Day 2 – Seaside to Crescent City

I can’t deny that the plan for today was bothering me a bit. My itinerary had the mileage down as over 360 miles and after yesterday’s ride, I had realised that getting fifty miles done in an hour was about as much as you can expect on Highway 101, so that equated to at least seven rolling hours. Seven hour on a rigid framed motorcycle. Seven hours on a rigid framed motorcycle with very loud exhausts and an engine that vibrates like a rampant rabbit with fresh lithium batteries. Yeah, I was a bit apprehensive.Steph and Suzanne are the loveliest people but there was a nagging doubt in my mind that kept reminding me that they’re both extraordinarily experienced long distance bikers and I’m a numpty from West London with a sparkly helmet and a daft idea. The bikes that we are all riding are incredibly well adapted to long road trips, though; Steph’s a genius-level custom builder. After we’d knocked out about 200 or so miles this morning, we stopped for lunch and a guy came up to our table in the diner, asking, “are those your bikes out there?” He wanted to know about the aluminium cylinders on the back of Steph and Suzanne’s bikes and whether they were “big ol’ oil bags”. They are, in fact, auxiliary fuel tanks, which allow you to swap over on the hoof and add a couple of gallons more riding capacity…

It’s all a bit weird and deja-vu at the moment, because I was remember this road. My partner Julian and I rode it nearly a decade ago when we took our tandem bicycle from Seattle to San Francisco over the course of about three and a half weeks. We rode through the town of Gold Beach, Oregon – where ten years earlier, Julian and I had rocked up soaked to the skin, freezing cold and not fancying putting up our tiny tent for the night. No motel rooms were to be found, so we ended up staying in a yurt at the airport RV park, run by a terrifying Christian fundamentalist who we were deeply concerned was going to twig that we were a pair of queers and deny us shelter for the night on account of our deviant ways. Ah, the memories…

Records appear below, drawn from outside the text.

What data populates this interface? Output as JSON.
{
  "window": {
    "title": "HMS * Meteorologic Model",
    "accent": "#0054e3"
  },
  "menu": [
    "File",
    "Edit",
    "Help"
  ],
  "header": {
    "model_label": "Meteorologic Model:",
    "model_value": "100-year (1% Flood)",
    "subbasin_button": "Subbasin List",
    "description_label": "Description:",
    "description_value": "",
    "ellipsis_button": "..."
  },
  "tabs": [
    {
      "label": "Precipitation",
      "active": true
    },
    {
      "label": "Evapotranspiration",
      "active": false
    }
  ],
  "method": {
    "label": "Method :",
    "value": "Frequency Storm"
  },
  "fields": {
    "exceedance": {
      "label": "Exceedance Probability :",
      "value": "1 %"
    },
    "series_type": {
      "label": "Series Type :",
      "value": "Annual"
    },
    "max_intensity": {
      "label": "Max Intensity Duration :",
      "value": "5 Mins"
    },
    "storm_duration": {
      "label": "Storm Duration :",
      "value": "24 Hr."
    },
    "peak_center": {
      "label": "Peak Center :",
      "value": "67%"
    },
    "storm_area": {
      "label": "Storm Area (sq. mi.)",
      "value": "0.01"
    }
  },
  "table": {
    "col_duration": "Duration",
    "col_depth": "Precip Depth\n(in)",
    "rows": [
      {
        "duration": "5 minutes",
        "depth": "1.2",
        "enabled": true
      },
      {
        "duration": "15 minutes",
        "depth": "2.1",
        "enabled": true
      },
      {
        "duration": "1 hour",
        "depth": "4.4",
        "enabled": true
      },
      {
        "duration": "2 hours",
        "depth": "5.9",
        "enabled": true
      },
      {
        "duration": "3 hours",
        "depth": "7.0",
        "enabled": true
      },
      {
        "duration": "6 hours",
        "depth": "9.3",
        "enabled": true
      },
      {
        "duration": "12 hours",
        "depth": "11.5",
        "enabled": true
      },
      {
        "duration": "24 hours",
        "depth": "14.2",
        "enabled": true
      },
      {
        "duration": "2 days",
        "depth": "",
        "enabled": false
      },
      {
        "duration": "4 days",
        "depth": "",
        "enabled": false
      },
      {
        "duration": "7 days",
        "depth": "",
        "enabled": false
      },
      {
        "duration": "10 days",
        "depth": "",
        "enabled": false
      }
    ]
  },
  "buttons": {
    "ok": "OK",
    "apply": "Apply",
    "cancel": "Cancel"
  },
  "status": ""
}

Anyway, at this rate, I could be in the Bay Area tomorrow night. I’m not going to do that though – it’s about 400 miles to the Golden Gate Bridge by the coast road and I’m going to split that into two days and aim to get to SF by Sunday lunchtime.

So what have I learned today? In no particular order:

  • The travelling plant-based motorcyclist is likely to eat a lot of roadside diner-grade veggie burgers
  • When you’re about to hit a bump in the road on a hardtail – get some weight on your foot pegs and try to let your knees rather than your arse take the shock
  • The exhausts on my bike are set *very* low – and it’s good to keep this fact to the forefront of your mind during spirited cornering
  • You may not pump your own gasoline in the state of Oregon (unless you’re on a motorcycle, in which case you may not touch the pump – you have to wait for the attendant to hand you the nozzle)
  • Choose life, choose 92RON unleaded with 10% ethanol
  • Drink more water
  • If it looks a bit overcast, clean your sunglasses

Steph and Suzanne head back up Hwy 101 to Anacortes tomorrow and I’m on my own for a couple of days. I’m profoundly grateful to these fine people for looking after me so amazingly well and escorting me two days south on my route. Riding along with Steph up front and Suzanne following along behind me has been incredible. These two hard-as-nails bikers are salt of the earth and I’m going to miss their company when they’re gone.

3 Comments

  1. Another great blog post.

    You’re keeping me on tenterhooks…

  2. What an adventure! Where did you meet Steph and Suzanne Charlotte?

  3. Please tell me that’s a Boots carrier bag on your saddle!